For Latinx Heritage Month at Colorado State University, El Centro welcomed a YouTuber who told her story of embracing her intersecting identities.
Annie Segarra, also referred to as Annie Elainey, spoke at CSU on Oct. 3. As both a YouTuber and activist, she speaks out for marginalized communities by discussing topics surrounding mental health, LGBTQ+ and disability advocacy, body image and more on her channel.
Ad
Growing up Latinx, she felt isolated from her school for not speaking English well and displaying autistic traits. Along with this, she struggled with body image and insecurity.
“For me, when I looked in the mirror, I saw a large, caramel-colored rhinoceros,” Segarra said. “The levels of paranoia and anxiety that came from it manifested in walking down the hallways at school and feeling like every single person I passed would feel nauseous at the sight of me.”
Segarra felt she had to overcompensate and conform in order to not be bullied. She would place hyperfocus on social skills. However, it was braver to not conform, she said.
On the night of her fifth-grade graduation, her dad told her that one day he will make enough money to get her a nose job.
“When he said that, everything shattered inside my brain,” Segarra said. “I was like ‘Oh, oh, oh, oh, oh. I’m not bullied because I don’t speak English; I’m not bullied because I’m weird; I’m bullied because I’m ugly. Whoa. Revelation.’”
This mindset eventually transformed into body dysmorphia, a mental illness where an individual hallucinates what they look like through exaggerating insecurities and are unable to see the reality, Segarra said.

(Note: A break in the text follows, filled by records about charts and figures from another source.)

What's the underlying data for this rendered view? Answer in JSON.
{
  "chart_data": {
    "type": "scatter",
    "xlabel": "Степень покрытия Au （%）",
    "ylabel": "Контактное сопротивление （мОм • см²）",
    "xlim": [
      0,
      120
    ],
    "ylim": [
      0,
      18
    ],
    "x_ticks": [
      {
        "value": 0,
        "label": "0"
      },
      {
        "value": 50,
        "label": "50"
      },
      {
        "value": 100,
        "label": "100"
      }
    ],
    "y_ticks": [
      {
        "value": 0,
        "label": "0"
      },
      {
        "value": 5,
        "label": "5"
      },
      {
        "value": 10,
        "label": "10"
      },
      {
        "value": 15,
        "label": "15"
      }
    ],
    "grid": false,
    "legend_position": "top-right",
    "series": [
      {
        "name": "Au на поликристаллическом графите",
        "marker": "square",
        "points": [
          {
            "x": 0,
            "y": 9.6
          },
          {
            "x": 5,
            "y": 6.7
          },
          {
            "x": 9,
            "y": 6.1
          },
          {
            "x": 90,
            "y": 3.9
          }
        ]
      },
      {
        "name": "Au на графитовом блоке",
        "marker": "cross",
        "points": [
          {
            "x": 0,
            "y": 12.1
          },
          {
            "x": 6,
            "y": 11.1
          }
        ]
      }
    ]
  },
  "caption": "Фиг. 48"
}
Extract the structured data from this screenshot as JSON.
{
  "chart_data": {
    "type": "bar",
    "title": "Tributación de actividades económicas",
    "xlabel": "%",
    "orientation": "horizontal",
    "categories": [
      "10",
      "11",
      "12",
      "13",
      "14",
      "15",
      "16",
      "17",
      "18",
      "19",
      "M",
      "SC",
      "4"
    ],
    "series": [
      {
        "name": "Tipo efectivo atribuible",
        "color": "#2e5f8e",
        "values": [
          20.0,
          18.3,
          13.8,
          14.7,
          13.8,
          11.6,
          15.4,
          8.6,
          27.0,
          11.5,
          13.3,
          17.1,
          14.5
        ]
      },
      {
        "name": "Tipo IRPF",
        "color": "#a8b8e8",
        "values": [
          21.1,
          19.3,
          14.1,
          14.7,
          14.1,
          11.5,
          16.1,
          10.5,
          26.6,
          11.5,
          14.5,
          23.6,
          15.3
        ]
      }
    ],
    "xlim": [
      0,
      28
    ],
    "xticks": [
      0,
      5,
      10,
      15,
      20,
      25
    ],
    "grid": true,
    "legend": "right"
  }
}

I have such a sense of gratitude for everything that I have learned from my condition and from the experiences that have occurred from them.” -Annie Segarra (Annie Elainey), YouTuber, activist
Because of the excessive bullying she was experiencing, she began to internalize homophobia and deny her sexuality. The last thing you want is to give another reason to be bullied, she said.
When she was 14, she knew she was queer but didn’t come out to her mom until 19.
At 23, Segarra experienced pain in her legs, and it continued to progress until it was unbearable.
Ad
“The floor was lava,” Segarra said. “Just to touch the ground would cause extreme amounts of pain: no pressure, just if you can imagine touching your toe to water but the water was boiling, that’s how touching the floor felt.”
After multiple misdiagnoses, she took matters into her own hands. She came to the conclusion that she had a genetic disorder called Ehlers-Danlos syndrome. People diagnosed with EDS don’t produce collagen correctly. This protein helps form the connections that hold the body’s bones, skin and organs together.
“Let’s say your body is a house, and everyone else in the world has cement holding their house together,” Segarra said. “The person with EDS has strawberry jam holding it together. It’s sticky enough to be presentable, but it also falls apart all the time. So that doesn’t just affect your joints, it affects everything else.”
She fought for years for an actual diagnosis, but her doctors did not believe the self-diagnosis until one doctor advocated on Segarra’s behalf.
“A diagnosis is actually a privilege in so many ways,” Segarra said. “Not just because you’re reliant on doctors not having biases toward you, but (because of) how much money it cost me to see a doctor. By the time I finally got diagnosed, I was empty pocketed. I had no money left.”
Since her diagnosis, she has realized there is a lack of visibility and accessibility for the disabled community and has since created a T-shirt stating “The Future is Accessible.”
“As much as EDS hurts like hell and I have really bad days sometimes, I have such a sense of gratitude for everything that I have learned from my condition and from the experiences that have occurred from them,” Segarra said.
Segarra shared her story along with past YouTube videos touching on the Pulse massacre and the Sagamihara stabbings.
“It was very educational,” said third-year Karen Sandoval. “I think it’s very important that we talk about all these different intersecting identities that people have, so I thought it was very cool that she was able to bring up those different pieces and make people think about that.”
Segarra’s talk served as a message and provided a way for people to learn about her disability and how you should treat people with disabilities, said ethnic studies major V Bellinger.
“It’s something that a lot of people need to hear,” Bellinger said.